Le dépôt des noms de domaine voisins lui permettait de générer un trafic supérieur et de reverser des clients ou prospects indûment acquis. Ce parasitisme a été sanctionné compte tenu du caractère artificiel du flux généré : celui-ci ne résultait que du parasitisme commercial mis en oeuvre et non de son activité propre qui lui permettait de justifier de ses rémunérations.

Assurer une veille régulière. Ces deux arrêts illustrent qu’il convient, pour tout titulaire d’un nom de domaine, de vérifier régulièrement, notamment au moyen de mots clés, de mots voisins et de recherches sur les marques dont il est titulaire, l’existence de noms de domaine voisins ayant pour but de détourner tout ou partie de la clientèle, ou même de générer des flux artificiels, susceptibles de lui causer un préjudice.

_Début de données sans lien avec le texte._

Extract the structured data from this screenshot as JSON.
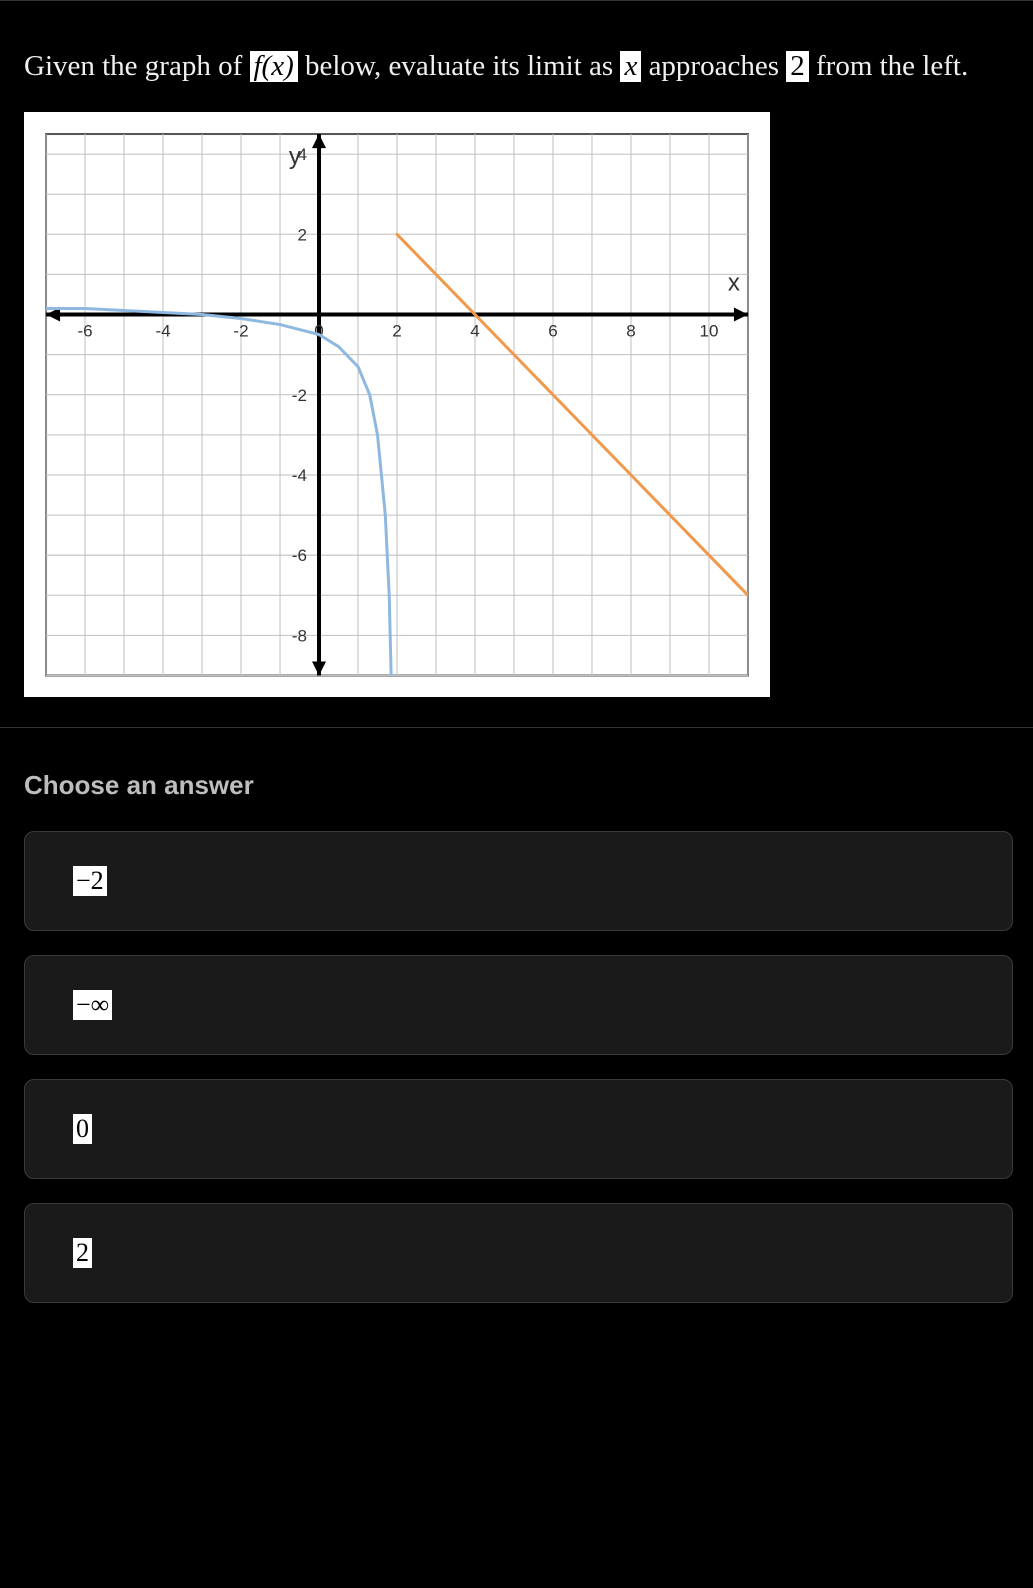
{
  "question": {
    "prefix": "Given the graph of ",
    "fx": "f(x)",
    "mid1": " below, evaluate its limit as ",
    "var": "x",
    "mid2": " approaches ",
    "val": "2",
    "suffix": " from the left."
  },
  "graph": {
    "background_color": "#ffffff",
    "border_color": "#555555",
    "grid_color": "#bfbfbf",
    "axis_color": "#000000",
    "axis_width": 4,
    "grid_width": 1,
    "x_label": "x",
    "y_label": "y",
    "x_ticks": [
      -6,
      -4,
      -2,
      0,
      2,
      4,
      6,
      8,
      10
    ],
    "y_ticks": [
      -8,
      -6,
      -4,
      -2,
      2,
      4
    ],
    "xlim": [
      -7,
      11
    ],
    "ylim": [
      -9,
      4.5
    ],
    "tick_fontsize": 17,
    "label_fontsize": 24,
    "label_color": "#333333",
    "curves": [
      {
        "type": "curve",
        "color": "#8fb8e0",
        "width": 3,
        "points": [
          [
            -7,
            0.15
          ],
          [
            -6,
            0.15
          ],
          [
            -5,
            0.1
          ],
          [
            -4,
            0.05
          ],
          [
            -3,
            0.0
          ],
          [
            -2,
            -0.1
          ],
          [
            -1,
            -0.25
          ],
          [
            0,
            -0.5
          ],
          [
            0.5,
            -0.8
          ],
          [
            1.0,
            -1.3
          ],
          [
            1.3,
            -2.0
          ],
          [
            1.5,
            -3.0
          ],
          [
            1.7,
            -5.0
          ],
          [
            1.8,
            -7.0
          ],
          [
            1.85,
            -9.0
          ]
        ]
      },
      {
        "type": "line",
        "color": "#f0994a",
        "width": 3,
        "points": [
          [
            2,
            2
          ],
          [
            11,
            -7
          ]
        ]
      }
    ]
  },
  "answers": {
    "heading": "Choose an answer",
    "options": [
      {
        "label": "−2"
      },
      {
        "label": "−∞"
      },
      {
        "label": "0"
      },
      {
        "label": "2"
      }
    ]
  }
}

Finalement, la vigilance qui s’impose à tout titulaire de marque est également de mise en matière du nom de domaine. Elle nécessite cependant une mobilisation accrue puisqu’il convient d’imaginer les stratagèmes de détournement de flux pour prévenir leur apparition. Hélas! en la matière, l’imagination des fraudeurs semble sans limite !

1. Cass. com. 29 novembre 2011 – n° 10-31.061.